Еще две недели — и темные стены форта окутались нежно-зеленым облаком листвы. Какие запахи, какой разгул все заливающей молодой зелени! В зеленых рамках леса синела обновленная даль, оттуда неслись тайные призывы, тени воздушных странниц бродили по земле, и у меня кружилась голова и сладко ныло в груди.
Дежурства отменили, и поселяне вышли в лес с топорами. Много было споров о том, готовить ли пашню сообща или разделить ее на участки. Кто победней, стоял за общность, зажиточные хлопотали о разделении, и они одолели. На участках затрещали костры, от корней обреченных деревьев повалили сизые клубы дыма, и, обгорелые, они с пушечным гулом валились на землю. И вот на реке раздалось:
— Хей-йо!
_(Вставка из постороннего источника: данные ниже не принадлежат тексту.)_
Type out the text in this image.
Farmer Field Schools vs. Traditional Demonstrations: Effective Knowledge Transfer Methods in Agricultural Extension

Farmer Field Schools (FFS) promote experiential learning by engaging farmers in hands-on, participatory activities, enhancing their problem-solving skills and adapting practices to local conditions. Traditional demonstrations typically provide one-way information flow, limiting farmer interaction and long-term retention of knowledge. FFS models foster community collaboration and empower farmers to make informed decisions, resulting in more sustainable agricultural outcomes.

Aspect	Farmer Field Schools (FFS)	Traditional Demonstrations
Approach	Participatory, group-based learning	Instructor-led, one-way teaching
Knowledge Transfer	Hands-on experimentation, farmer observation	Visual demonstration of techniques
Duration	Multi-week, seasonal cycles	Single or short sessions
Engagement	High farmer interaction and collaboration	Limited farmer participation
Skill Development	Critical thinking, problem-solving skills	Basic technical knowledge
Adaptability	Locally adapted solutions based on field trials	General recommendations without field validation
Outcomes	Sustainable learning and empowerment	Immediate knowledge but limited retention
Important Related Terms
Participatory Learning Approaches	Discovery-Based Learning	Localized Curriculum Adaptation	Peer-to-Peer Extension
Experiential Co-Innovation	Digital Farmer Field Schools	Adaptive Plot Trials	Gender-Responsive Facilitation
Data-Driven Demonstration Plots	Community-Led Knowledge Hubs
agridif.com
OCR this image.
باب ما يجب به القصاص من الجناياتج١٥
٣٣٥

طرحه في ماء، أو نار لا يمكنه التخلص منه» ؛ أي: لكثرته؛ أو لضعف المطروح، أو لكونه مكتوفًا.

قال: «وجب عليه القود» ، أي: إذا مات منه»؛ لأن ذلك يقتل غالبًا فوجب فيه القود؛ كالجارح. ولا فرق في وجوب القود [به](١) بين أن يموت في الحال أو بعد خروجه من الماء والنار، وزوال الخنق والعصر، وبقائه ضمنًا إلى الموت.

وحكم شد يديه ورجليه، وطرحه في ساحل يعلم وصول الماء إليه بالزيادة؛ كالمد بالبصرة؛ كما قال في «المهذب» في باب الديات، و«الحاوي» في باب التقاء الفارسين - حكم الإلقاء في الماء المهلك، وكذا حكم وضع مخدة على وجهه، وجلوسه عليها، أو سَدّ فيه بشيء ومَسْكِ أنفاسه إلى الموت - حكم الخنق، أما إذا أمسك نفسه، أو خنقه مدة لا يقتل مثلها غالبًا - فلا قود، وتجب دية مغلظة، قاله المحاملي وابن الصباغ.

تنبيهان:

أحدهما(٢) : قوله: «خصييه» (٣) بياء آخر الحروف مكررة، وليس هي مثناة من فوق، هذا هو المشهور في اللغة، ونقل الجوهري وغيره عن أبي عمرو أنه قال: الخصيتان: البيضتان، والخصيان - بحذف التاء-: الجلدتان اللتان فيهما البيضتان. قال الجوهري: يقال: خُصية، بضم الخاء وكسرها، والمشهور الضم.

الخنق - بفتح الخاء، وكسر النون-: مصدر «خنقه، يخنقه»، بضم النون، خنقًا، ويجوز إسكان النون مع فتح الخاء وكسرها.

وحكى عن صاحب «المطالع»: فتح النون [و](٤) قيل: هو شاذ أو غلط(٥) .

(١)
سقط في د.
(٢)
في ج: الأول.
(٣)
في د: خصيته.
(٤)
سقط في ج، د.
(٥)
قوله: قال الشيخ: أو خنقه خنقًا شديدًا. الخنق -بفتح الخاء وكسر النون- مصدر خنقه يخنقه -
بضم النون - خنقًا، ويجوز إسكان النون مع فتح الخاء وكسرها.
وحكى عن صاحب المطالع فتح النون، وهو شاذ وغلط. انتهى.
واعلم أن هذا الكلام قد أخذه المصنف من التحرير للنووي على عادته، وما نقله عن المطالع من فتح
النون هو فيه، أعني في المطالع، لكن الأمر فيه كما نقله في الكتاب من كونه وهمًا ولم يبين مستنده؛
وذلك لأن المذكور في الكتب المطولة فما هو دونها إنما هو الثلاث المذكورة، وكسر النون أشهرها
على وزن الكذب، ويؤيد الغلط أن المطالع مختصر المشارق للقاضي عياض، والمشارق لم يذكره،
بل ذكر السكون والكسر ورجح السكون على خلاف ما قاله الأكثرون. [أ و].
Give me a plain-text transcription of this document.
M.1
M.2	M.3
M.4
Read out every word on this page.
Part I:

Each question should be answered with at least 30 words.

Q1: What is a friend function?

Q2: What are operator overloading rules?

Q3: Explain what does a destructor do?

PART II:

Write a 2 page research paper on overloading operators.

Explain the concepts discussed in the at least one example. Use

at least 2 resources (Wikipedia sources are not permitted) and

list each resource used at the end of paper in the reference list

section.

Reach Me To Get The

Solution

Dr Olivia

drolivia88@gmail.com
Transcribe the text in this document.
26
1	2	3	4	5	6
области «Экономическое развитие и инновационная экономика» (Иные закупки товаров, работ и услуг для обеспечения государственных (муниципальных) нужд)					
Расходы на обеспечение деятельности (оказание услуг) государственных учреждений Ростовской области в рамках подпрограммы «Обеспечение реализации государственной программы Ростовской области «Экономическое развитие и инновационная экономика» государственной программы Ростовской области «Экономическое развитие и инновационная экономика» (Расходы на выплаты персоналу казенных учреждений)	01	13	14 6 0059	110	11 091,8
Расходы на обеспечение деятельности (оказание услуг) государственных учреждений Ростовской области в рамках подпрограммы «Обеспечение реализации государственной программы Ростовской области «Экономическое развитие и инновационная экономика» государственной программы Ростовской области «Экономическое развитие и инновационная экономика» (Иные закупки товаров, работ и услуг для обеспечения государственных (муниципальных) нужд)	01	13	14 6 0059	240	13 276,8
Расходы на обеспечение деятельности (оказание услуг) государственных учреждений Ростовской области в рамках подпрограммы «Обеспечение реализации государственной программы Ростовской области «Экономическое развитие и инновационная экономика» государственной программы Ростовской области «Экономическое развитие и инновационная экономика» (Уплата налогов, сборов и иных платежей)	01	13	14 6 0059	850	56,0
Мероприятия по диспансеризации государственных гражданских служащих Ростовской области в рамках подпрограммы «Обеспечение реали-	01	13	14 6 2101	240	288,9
Я иду к тебе, Большая Мать!
Челн Плывущей Навстречу, кивая расписным носом, вспарывал дрожащее серебро реки, и солнце бежало впереди него в полосато-синей воде. Похудевшая Утта стоя гнала челнок, она улыбалась, косы били ее по плечам. Бедняга Генри как увидал свою возлюбленную, так и замер у берега, схватившись руками за ветви. Он вошел в воду и притянул челн к берегу, потом поднял девушку на руки и понес ее на землю. Все это видели в поселке. Видела и Люси Блэнд.
Моя бабка встретила Утту раскрытыми объятиями.
— Долго же ты пропадала, маленькая дочь. Я так по тебе скучала!
По своему обычаю, Утта склонила голову к плечу и в этой позе посмотрела на нас с Генри искоса — не то лукаво, не то задумчиво.
— Молодые люди пусть работать, — объявила она, — Утта с тобой говорить, много говорить. Большое слово висеть Утта за плечами.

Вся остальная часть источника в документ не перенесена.